Friday, July 5, 2013

Am I sabotaging myself?

I've been doing THM for six months now.  I absolutely love eating gluten and sugar free.  I feel great when I stick with it.  But here lately, well two months to be exact, I have had the hardest time staying on plan.  I keep losing and gaining the same 5 lbs over and over and over.  It is frustrating to say the least.  I do well for a week or two and then BAM!  I go to a party, cook-out, church dinner, etc and get completely off track for a few days.  Then I get back on track and then WHAM!  I go on a date night and feel like treating myself and have a cheat meal and then the next morning feel horrible and eat off plan again and then it takes several days to get back on track again.

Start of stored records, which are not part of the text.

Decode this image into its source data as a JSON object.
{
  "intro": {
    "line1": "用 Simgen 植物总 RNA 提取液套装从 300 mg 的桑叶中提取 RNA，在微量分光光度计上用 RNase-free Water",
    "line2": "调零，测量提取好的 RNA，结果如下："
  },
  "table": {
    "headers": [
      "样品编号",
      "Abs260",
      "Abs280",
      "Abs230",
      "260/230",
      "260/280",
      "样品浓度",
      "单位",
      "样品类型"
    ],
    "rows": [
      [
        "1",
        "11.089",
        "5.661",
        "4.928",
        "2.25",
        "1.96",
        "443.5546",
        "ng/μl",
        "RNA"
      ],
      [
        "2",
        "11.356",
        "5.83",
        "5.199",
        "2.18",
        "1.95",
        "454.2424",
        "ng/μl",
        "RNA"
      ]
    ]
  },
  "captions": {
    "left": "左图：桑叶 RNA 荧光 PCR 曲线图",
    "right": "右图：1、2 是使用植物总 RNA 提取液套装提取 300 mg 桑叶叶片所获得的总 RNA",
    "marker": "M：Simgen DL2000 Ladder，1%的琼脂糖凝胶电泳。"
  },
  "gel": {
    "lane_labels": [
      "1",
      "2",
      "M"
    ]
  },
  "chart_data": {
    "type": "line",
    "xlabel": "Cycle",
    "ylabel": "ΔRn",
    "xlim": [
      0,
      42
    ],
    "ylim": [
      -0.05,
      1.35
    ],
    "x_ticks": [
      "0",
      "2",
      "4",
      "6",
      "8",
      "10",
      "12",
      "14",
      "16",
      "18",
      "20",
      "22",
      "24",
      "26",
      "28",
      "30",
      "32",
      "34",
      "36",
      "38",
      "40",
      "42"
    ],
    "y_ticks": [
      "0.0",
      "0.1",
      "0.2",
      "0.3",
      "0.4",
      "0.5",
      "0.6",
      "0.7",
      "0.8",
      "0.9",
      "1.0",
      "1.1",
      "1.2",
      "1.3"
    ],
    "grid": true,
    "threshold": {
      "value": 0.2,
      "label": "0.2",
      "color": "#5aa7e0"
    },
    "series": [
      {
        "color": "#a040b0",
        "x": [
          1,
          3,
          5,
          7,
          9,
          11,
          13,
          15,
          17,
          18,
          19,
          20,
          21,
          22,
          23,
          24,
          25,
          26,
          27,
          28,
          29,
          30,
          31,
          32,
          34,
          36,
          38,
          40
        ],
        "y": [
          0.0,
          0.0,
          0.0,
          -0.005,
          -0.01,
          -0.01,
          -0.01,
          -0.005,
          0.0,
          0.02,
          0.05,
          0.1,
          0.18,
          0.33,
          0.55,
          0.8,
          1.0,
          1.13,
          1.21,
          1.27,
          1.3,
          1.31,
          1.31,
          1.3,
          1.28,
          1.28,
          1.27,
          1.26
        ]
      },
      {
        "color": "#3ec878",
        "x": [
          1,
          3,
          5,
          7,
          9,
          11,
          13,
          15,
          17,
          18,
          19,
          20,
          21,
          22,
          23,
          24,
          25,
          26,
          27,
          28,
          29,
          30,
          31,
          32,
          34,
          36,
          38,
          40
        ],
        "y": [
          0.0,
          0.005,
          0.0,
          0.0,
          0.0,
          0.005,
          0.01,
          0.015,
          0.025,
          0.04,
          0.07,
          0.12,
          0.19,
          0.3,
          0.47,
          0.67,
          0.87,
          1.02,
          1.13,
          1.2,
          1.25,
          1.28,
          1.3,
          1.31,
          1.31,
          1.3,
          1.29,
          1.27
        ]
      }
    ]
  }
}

AM I PURPOSELY SABOTAGING MYSELF???

Some people have this insane ability that they can go to social functions and eat what they are supposed to and never have trouble and then lose 50 lbs in the same six months it has taken me to lose 20.

I would like to smack these people.  :)

Losing weight is HARD!  I have found a way that I am successful, I feel great, I am regaining my health, but I STILL am struggling.  There are times I have cried out to the Lord in frustration.  "Lord, am I going to be overweight for the rest of my life?"  "Why can't I stay on track?"  I am reminded that we live in a fallen world.  Life is not meant to be easy all the time.  I have an enemy who wants me to fail.  He would like me to stay in this frustrated state so that I am not useful to God.  I remind him that I have a Father who can!

I deserve to be healthy and happy.  I want to honor God and take care of the one body He gave me.  It's going to be a long, uphill battle to get this weight off me.  I WILL do it!  It won't be today, tomorrow or probably even by next spring, but I know that at some point in my future, I will be the Trim Healthy Mama that I want to be.